Council is appealing to residents who may have vacant properties or room in their own homes to consider offering housing options to the growing number of displaced residents in our community.

“We are appealing to property owners to seriously consider putting their vacant homes on the rental market,” said Mr Sinclair.

“The Census also tells us that the average number of people per household is 2.6 and the average number of bedrooms per dwelling is 3.2. This suggests we have more large homes than small, and that many people are living in dwellings larger than their needs,” he said. “Obviously, there is no easy fix, but it is certainly something to consider.”

It is feared that the ongoing effects of a housing shortage will have significant impacts on other areas.

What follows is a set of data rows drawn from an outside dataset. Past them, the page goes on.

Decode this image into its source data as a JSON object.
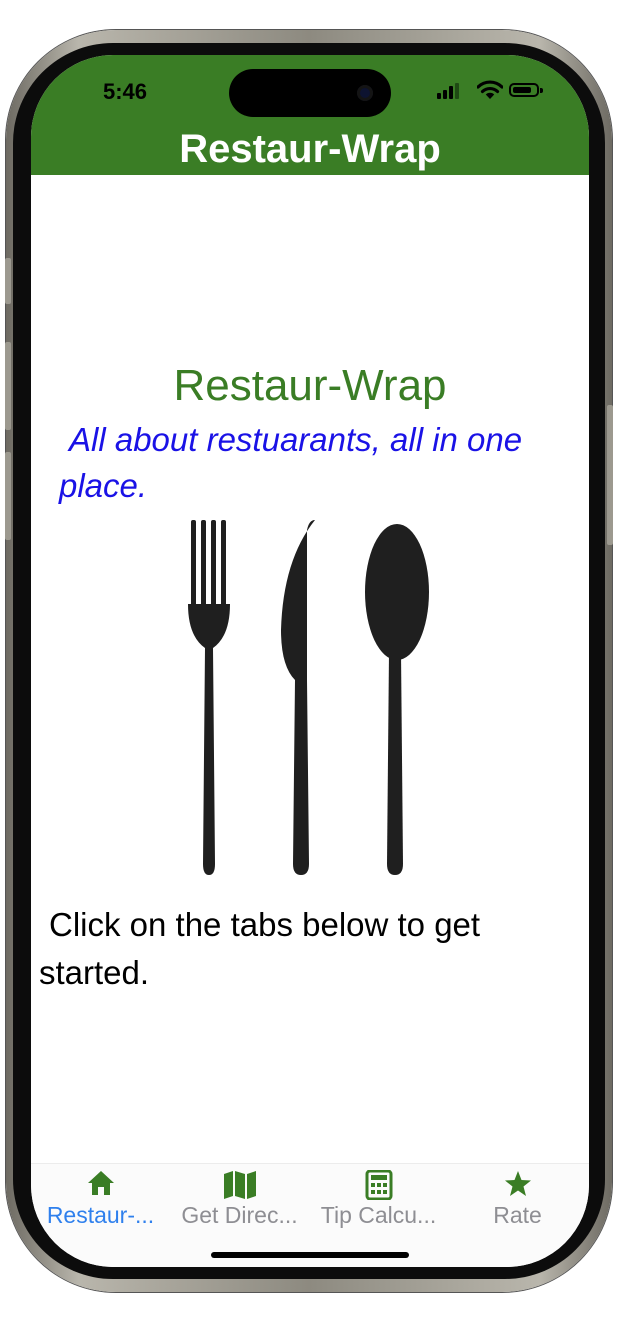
{
  "status_bar": {
    "time": "5:46",
    "icons": [
      "cellular-signal-icon",
      "wifi-icon",
      "battery-icon"
    ]
  },
  "header": {
    "title": "Restaur-Wrap",
    "background_color": "#3a7d25"
  },
  "main": {
    "title": "Restaur-Wrap",
    "title_color": "#3a7d25",
    "tagline": "All about restuarants, all in one place.",
    "tagline_color": "#1a12e6",
    "image": "fork-knife-spoon-icon",
    "instructions": "Click on the tabs below to get started."
  },
  "tabbar": {
    "active_color": "#2f80ed",
    "inactive_color": "#8e8e93",
    "icon_color": "#3a7d25",
    "tabs": [
      {
        "label": "Restaur-...",
        "icon": "house-icon",
        "active": true
      },
      {
        "label": "Get Direc...",
        "icon": "map-icon",
        "active": false
      },
      {
        "label": "Tip Calcu...",
        "icon": "calculator-icon",
        "active": false
      },
      {
        "label": "Rate",
        "icon": "star-icon",
        "active": false
      }
    ]
  }
}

“The flow-on effects could mean staff shortages and difficulty recruiting for local businesses and industries. Childcare and education could be considerably impacted, and our health services will undoubtably be affected,” he said.

In an effort to address this issue, Temora Shire Council will be holding a Boom Time Forum as part of Local Government Week.

“The forum is an opportunity for residents to learn about projects and opportunities that will impact the economic development of our shire,” said Mr Sinclair.

While the Boom Time Forum will highlight the positive things going on in the region, it is impossible to overlook the urgency of the housing crisis.

“We urge any members of the community who may be able to ease the burden on the housing market to get in contact with us at Council on 6980 1100. We are more than happy to offer assistance and guidance through the process of offering accommodation,” he said. “Alternatively, the real estate agents would love to hear from potential landlords.”

The Boom Time Forum will be held at Temora Memorial Town Hall Supper Room on Tuesday 2nd August, 2022 at 5.30pm. All residents are welcome.